I want to take a moment to highlight a few particulars in my program that influence and enrich the project as a whole.
Library/Resource Room
The library is available not just to students, but to community members as well. It the main outreach center for community members who want to extend the habitat network of their community (as I described here under “Connectivity”).
The library is more than just a place to check out books. It is a place to research, to get resources to facilitate learning. There are offices for partner organizations, such as the Audubon Society of Portland’s Backyard Habitats program, who can offer direct information and guidance to students and community members alike. There could be a seed library for native plants, and an interface for applying for “Treebates,” an underutilized opportunity for Portland residents to receive rebates for planting trees on their property.

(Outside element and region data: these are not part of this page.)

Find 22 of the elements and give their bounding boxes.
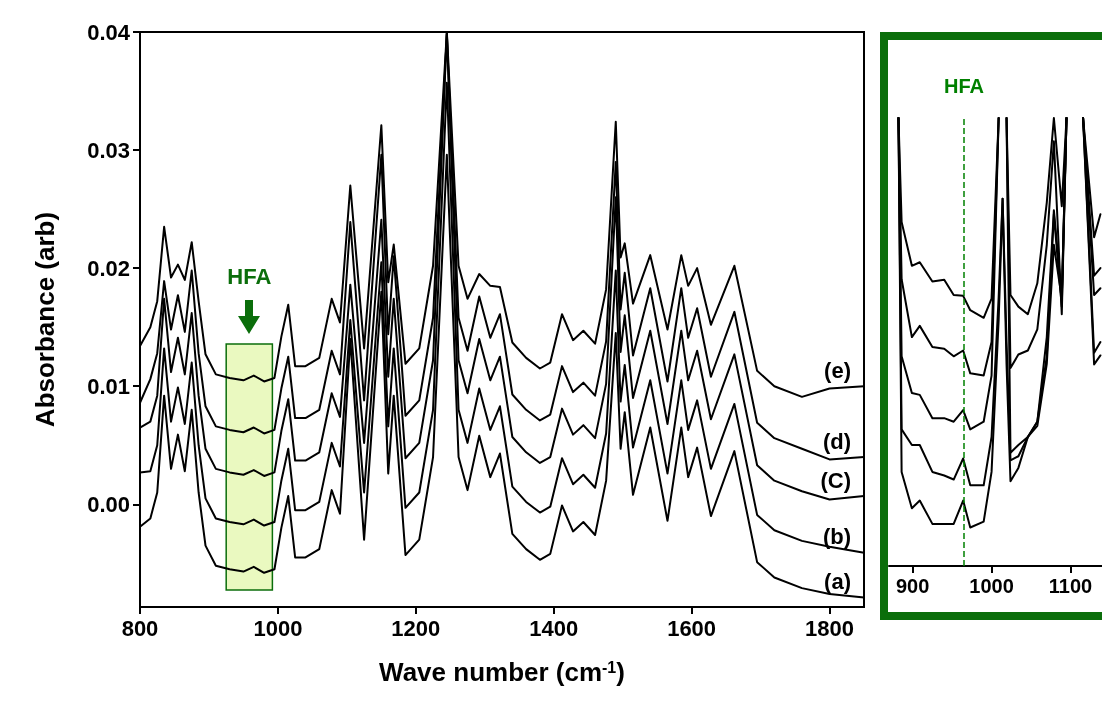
x-tick-label: 1100 — [1048, 575, 1093, 597]
series-label: (C) — [820, 467, 851, 493]
series-label: (e) — [824, 357, 851, 383]
y-tick-label: 0.01 — [87, 373, 130, 399]
x-tick-label: 900 — [895, 575, 930, 597]
band-label: HFA — [227, 263, 272, 289]
y-tick-label: 0.03 — [87, 137, 130, 163]
x-tick-label: 1000 — [969, 575, 1014, 597]
ref-line-label: HFA — [943, 75, 984, 97]
y-tick-label: 0.04 — [87, 19, 131, 45]
x-tick-label: 1000 — [253, 615, 303, 641]
x-tick-label: 1800 — [805, 615, 854, 641]
x-tick-label: 1400 — [529, 615, 579, 641]
series-label: (a) — [824, 569, 851, 595]
x-tick-label: 1600 — [667, 615, 717, 641]
x-tick-label: 1200 — [391, 615, 441, 641]
x-tick-label: 800 — [121, 615, 159, 641]
y-axis-title: Absorbance (arb) — [30, 211, 60, 428]
y-tick-label: 0.02 — [87, 255, 130, 281]
series-label: (d) — [822, 428, 851, 454]
series-label: (b) — [822, 524, 851, 550]
y-tick-label: 0.00 — [87, 491, 130, 517]
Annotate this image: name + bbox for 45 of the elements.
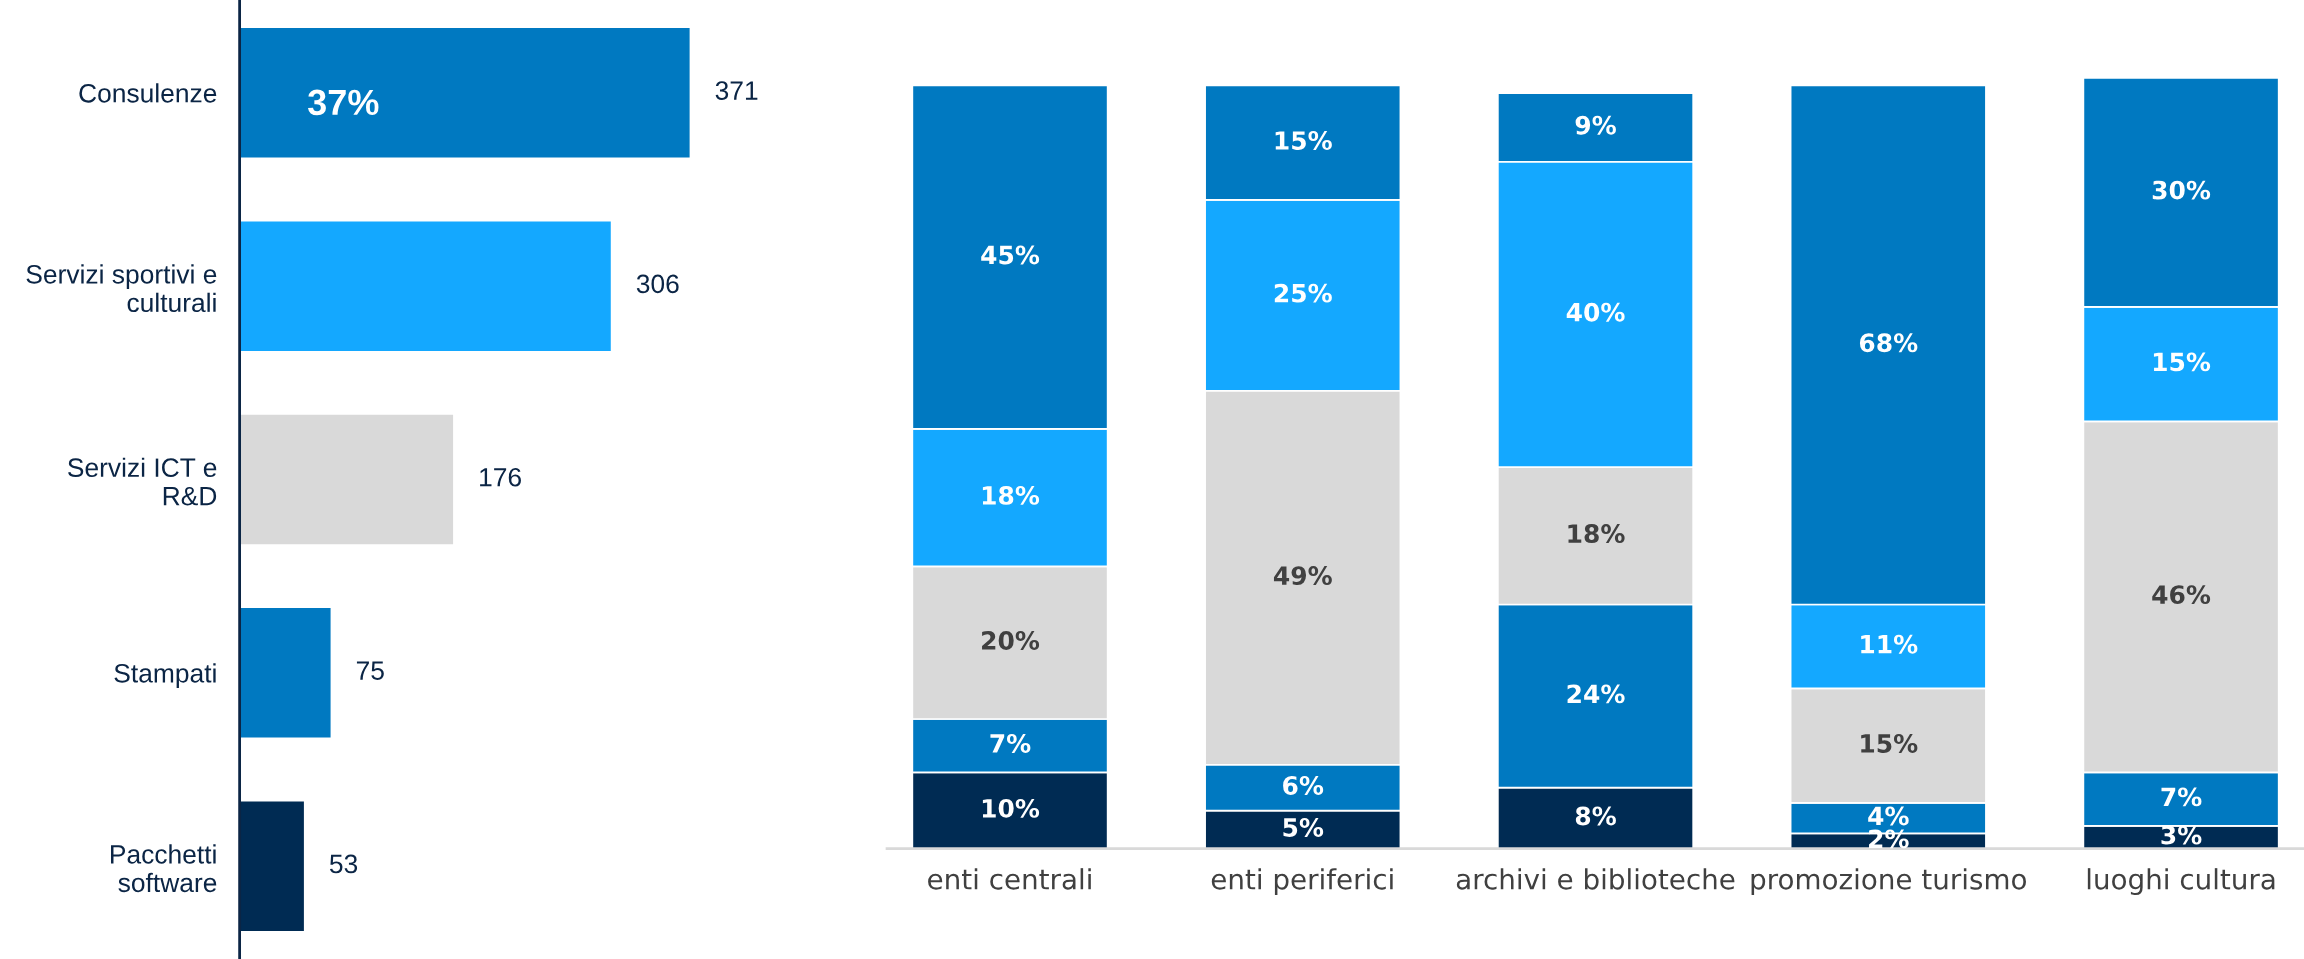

Furthermore, this neighborhood is at least three miles from a public library in the Multnomah County library system. The school library could easily become a site for students and local residents to place holds and pick up materials from the public library system.
Student Vegetable Garden
In a somewhat tongue-in-cheek move, I am determined to have the vegetable garden on the second floor, as part of the green roofs. An important, and sometimes overlooked, part of ecological and environmental education is the role that humans play in their environment. Without thinking about it too hard, most urban dwellers would probably consider farms and vegetable gardens to be “natural” spaces– though in fact, they are hardly that. Our agricultural landscapes are often highly controlled monocultures, unsuitable for any species to thrive unless raised there by humans. Though agriculture is undeniably critical to human survival, I believe it is important to acknowledge and understand humankind’s influence on the greater landscape.
Small Learning Communities
As I described previously, my approach to classroom organization and function was inspired by the newest edition of The Language of School Design by Prakash Nair and Randall Fielding. SLC’s are divided by grade (6th, 7th, and 8th) and correspond to one of the stages of succession occurring across the site (prairie, oak savanna, and fir forest), using ecological succession as a metaphor for student’s process of learning and growing up.